Wohneigentümer sollen nicht länger doppelt bezahlen müssen
Die SVP-Fraktion hat sich weiter einstimmig für die Parlamentarische Initiative der ständerätlichen Wirtschaftskommission (WAK-SR) ausgesprochen. Diese fordert die Abschaffung der Besteuerung des Eigenmietwertes bei selbstbewohnten Liegenschaften. Es geht nicht an, dass Wohneigentümer weiterhin einen fiktiven Mietwert bezahlen müssen und somit doppelt zur Kasse gebeten werden.

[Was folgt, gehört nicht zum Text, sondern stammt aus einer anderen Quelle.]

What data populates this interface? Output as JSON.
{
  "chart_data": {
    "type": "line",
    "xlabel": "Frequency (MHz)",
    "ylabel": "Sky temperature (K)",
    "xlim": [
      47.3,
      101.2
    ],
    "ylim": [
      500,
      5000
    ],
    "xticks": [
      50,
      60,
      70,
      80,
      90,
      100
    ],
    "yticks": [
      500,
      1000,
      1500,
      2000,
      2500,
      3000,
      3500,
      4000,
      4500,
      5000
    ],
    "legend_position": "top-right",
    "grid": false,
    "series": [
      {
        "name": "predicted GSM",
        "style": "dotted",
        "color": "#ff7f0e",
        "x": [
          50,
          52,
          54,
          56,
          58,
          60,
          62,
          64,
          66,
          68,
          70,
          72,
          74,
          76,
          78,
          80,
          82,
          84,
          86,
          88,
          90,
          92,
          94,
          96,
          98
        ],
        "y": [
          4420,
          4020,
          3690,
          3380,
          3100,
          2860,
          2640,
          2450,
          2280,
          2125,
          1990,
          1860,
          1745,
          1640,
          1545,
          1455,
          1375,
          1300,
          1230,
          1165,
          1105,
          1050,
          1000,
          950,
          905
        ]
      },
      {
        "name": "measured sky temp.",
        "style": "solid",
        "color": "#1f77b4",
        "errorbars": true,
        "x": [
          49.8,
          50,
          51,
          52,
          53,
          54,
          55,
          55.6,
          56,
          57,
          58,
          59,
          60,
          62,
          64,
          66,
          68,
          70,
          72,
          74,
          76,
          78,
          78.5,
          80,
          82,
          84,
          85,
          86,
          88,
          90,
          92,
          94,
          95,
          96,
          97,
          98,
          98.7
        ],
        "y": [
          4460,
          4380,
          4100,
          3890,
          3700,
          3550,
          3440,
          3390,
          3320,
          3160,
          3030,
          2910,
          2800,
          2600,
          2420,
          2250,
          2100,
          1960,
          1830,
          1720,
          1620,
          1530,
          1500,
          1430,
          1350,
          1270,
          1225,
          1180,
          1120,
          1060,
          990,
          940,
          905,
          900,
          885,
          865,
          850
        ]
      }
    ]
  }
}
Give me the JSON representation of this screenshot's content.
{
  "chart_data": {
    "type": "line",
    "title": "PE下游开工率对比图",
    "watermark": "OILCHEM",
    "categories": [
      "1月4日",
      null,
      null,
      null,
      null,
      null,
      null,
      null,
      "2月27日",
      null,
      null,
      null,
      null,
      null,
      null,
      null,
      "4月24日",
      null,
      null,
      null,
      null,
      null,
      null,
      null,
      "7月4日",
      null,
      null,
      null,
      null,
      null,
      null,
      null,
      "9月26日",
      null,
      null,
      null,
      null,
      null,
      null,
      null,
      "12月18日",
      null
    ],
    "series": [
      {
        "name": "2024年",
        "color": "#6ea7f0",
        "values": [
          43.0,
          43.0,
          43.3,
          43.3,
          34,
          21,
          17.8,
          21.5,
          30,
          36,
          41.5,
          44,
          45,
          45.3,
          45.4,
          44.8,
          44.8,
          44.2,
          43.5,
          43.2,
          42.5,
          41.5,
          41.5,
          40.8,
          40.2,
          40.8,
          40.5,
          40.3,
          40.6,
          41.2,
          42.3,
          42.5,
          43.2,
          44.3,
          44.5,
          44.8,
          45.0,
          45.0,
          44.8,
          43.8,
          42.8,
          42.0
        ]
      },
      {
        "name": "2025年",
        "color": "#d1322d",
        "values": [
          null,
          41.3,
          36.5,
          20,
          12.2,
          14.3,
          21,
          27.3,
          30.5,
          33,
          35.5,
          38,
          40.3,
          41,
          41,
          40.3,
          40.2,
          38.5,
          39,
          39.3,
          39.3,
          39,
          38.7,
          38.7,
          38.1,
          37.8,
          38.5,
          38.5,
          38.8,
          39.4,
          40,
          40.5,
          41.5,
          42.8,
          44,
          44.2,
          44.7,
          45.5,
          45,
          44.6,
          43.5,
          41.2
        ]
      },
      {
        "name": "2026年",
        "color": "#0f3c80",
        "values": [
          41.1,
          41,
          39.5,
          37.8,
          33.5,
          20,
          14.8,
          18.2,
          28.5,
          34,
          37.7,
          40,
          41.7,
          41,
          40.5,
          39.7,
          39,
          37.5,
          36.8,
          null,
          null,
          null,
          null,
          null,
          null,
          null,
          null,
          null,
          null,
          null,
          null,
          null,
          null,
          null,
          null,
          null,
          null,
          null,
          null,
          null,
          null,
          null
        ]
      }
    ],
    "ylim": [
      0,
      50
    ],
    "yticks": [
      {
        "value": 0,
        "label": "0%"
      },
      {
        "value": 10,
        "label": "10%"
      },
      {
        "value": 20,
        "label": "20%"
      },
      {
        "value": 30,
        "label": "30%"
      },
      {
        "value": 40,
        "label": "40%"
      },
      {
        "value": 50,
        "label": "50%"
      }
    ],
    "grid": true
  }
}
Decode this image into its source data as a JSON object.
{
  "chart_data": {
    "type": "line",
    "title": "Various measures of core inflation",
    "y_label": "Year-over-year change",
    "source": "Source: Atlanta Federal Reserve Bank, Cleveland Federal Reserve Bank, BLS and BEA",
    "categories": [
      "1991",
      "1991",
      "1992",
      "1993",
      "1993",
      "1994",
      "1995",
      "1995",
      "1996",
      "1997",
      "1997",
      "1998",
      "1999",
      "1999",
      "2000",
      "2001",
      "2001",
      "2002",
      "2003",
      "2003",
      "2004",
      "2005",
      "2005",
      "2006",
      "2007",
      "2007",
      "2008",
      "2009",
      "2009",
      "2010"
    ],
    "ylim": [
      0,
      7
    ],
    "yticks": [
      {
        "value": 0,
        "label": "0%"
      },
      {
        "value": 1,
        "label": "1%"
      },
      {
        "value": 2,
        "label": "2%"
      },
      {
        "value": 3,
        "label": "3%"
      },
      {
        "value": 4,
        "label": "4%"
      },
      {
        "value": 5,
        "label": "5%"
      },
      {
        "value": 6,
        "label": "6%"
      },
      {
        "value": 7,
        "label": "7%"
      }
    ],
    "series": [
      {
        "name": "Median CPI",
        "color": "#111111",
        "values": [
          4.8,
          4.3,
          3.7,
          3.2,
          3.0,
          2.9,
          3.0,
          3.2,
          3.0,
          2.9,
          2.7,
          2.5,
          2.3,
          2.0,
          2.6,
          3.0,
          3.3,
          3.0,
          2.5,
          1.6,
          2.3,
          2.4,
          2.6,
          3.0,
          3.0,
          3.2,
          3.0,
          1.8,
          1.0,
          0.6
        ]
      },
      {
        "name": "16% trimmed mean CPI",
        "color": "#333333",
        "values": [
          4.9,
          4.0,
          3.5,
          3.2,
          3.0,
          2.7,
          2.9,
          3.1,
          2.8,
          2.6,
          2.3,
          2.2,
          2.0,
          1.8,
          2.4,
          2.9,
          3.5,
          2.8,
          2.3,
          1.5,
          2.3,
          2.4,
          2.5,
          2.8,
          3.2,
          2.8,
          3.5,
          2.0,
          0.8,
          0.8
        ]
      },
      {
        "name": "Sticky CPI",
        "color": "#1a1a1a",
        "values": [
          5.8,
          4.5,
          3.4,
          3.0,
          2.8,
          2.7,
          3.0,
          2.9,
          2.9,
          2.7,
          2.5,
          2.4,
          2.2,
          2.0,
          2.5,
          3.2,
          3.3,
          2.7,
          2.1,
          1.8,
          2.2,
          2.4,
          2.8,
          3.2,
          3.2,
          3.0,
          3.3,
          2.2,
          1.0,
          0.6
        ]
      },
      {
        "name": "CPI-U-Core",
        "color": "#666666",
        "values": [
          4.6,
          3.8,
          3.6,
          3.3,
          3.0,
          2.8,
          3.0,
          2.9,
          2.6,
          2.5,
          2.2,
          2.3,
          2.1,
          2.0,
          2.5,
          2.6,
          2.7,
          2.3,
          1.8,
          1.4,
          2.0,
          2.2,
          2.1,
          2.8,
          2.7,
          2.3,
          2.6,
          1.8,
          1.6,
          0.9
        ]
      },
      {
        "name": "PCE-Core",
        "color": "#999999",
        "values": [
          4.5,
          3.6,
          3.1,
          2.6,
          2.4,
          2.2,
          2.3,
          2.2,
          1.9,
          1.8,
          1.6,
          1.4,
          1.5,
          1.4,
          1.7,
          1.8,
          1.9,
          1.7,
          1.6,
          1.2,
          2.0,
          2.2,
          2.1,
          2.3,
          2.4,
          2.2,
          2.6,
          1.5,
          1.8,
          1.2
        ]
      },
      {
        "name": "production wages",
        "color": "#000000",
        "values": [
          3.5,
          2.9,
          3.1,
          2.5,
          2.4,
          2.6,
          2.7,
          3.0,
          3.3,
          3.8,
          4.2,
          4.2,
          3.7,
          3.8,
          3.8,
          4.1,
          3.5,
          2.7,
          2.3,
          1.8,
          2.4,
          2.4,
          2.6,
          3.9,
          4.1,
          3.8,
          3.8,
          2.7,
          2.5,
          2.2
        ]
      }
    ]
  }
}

Angesichts der Tatsache, dass immer mehr Ausländer in der Schweiz Wohneigentum kaufen und damit die Preise zusätzlich in die Höhe treiben, stimmt die SVP der Motion der nationalrätlichen Wirtschaftskommission (WAK-NR) zu. Diese fordert vom Bundesrat, die Botschaft zur «Änderung des Bundesgesetzes über den Erwerb von Grundstücken durch Personen im Ausland» vom 10. März 2017 dem Parlament zu unterbreiten.

Schliesslich unterstützt die SVP-Fraktion die Kandidatur von Dr. Stefan Blättler für das Amt des Bundesanwaltes.